【リスボン=ルイス・バスコンセロス】チームプレーと称してレース中に違反行為を繰り返すハースF1のケビン・マグヌッセン(31)=デンマーク=の蛮行を受け、国際自動車連盟(FIA)が厳罰化に動き出した。マイアミGPのスプリント(4日)では、故意に3度もコースを外れてポジションをキープ。自身は計35秒加算のペナルティーを受けながら、後続の追い上げを阻止して同僚の7位入賞をアシストした。第2戦でも使って物議を醸した“秘技”は、罰則の強化によって封印されそうだ。

 たった19周で争われたマイアミのスプリントで、マグヌッセンは違反と承知しながら3度もコースをショートカットするなど、やりたい放題。抜きにかかってくるメルセデスのルイス・ハミルトンらを後方に押しとどめて時間を稼ぎ、前を走る同僚ニコ・ヒュルケンベルグの7位入賞をアシストした。

 3月9日の第2戦サウジアラビアGPの決勝でも、同様にビサ・キャッシュアップRBの角田裕毅を抑え込んでいた。当時は批判の一方で、「チームプレー」と称賛する声も上がったが、違反行為がさらにエスカレート。FIAも放置できず、対策の必要に迫られた。

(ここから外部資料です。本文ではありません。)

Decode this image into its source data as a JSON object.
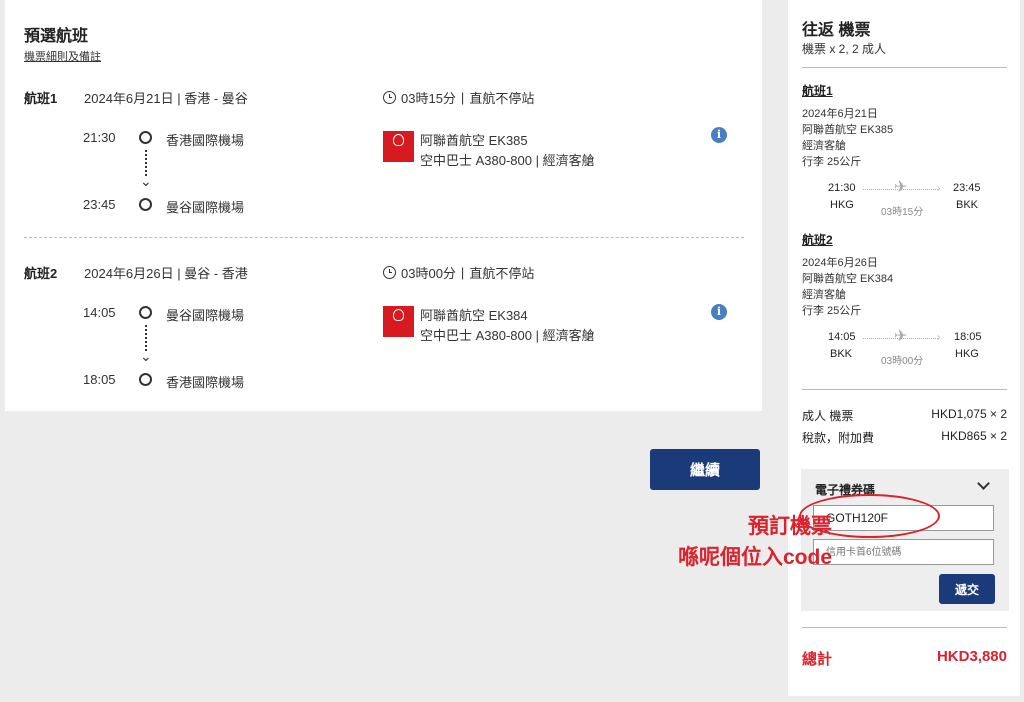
{
  "main": {
    "title": "預選航班",
    "rules_link": "機票細則及備註",
    "divider": "|",
    "segments": [
      {
        "label": "航班1",
        "date_route": "2024年6月21日 | 香港 - 曼谷",
        "duration": "03時15分",
        "nonstop": "直航不停站",
        "dep_time": "21:30",
        "dep_airport": "香港國際機場",
        "arr_time": "23:45",
        "arr_airport": "曼谷國際機場",
        "airline": "阿聯酋航空 EK385",
        "aircraft": "空中巴士 A380-800",
        "cabin": "經濟客艙"
      },
      {
        "label": "航班2",
        "date_route": "2024年6月26日 | 曼谷 - 香港",
        "duration": "03時00分",
        "nonstop": "直航不停站",
        "dep_time": "14:05",
        "dep_airport": "曼谷國際機場",
        "arr_time": "18:05",
        "arr_airport": "香港國際機場",
        "airline": "阿聯酋航空 EK384",
        "aircraft": "空中巴士 A380-800",
        "cabin": "經濟客艙"
      }
    ],
    "continue_label": "繼續"
  },
  "summary": {
    "title": "往返 機票",
    "subtitle": "機票 x 2, 2 成人",
    "legs": [
      {
        "title": "航班1",
        "date": "2024年6月21日",
        "airline": "阿聯酋航空 EK385",
        "cabin": "經濟客艙",
        "baggage": "行李 25公斤",
        "dep_time": "21:30",
        "arr_time": "23:45",
        "dep_code": "HKG",
        "arr_code": "BKK",
        "duration": "03時15分"
      },
      {
        "title": "航班2",
        "date": "2024年6月26日",
        "airline": "阿聯酋航空 EK384",
        "cabin": "經濟客艙",
        "baggage": "行李 25公斤",
        "dep_time": "14:05",
        "arr_time": "18:05",
        "dep_code": "BKK",
        "arr_code": "HKG",
        "duration": "03時00分"
      }
    ],
    "prices": [
      {
        "label": "成人 機票",
        "value": "HKD1,075 × 2"
      },
      {
        "label": "稅款，附加費",
        "value": "HKD865 × 2"
      }
    ],
    "voucher": {
      "title": "電子禮券碼",
      "code_value": "GOTH120F",
      "card_placeholder": "信用卡首6位號碼",
      "submit_label": "遞交"
    },
    "total_label": "總計",
    "total_value": "HKD3,880"
  },
  "annotation": {
    "line1": "預訂機票",
    "line2": "喺呢個位入code",
    "color": "#d9232d"
  },
  "colors": {
    "navy_button": "#1a3a7a",
    "emirates_red": "#d71920",
    "info_blue": "#4a7ec2",
    "total_red": "#d9232d"
  }
}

 レース審査委員会の事情聴取に対し、マグヌッセンは規則違反を素直に認めつつ、「チームのためにしなければならなかった」と主張。審査委員会は「スポーツマンシップに反する行為」とは認定しないまでも、「このような違反が繰り返されるなら、罰則の強化を検討する必要がある」との声明を発表した。

 コースオフしてアドバンテージを得た選手に対し、FIAが検討する罰則強化案は以下の通りだ。まず「速やかにポジションを戻すよう指示」し、従わなければ「ドライブスルーペナルティー」を科す。それにも従わない場合は「失格」とし、「自動的に次戦は出場停止」となる。

反対意見なし

 シーズン中の規則変更になるため、F1委員会を通じて規則を固めたうえで、全チームの承認なども必要になる。ただ、多くの選手とチームが事態を問題視しており、罰則強化への反対意見はほとんどない状況。意外と早く規則化される可能性が高く、おきて破りの秘技も、もう見納めだ。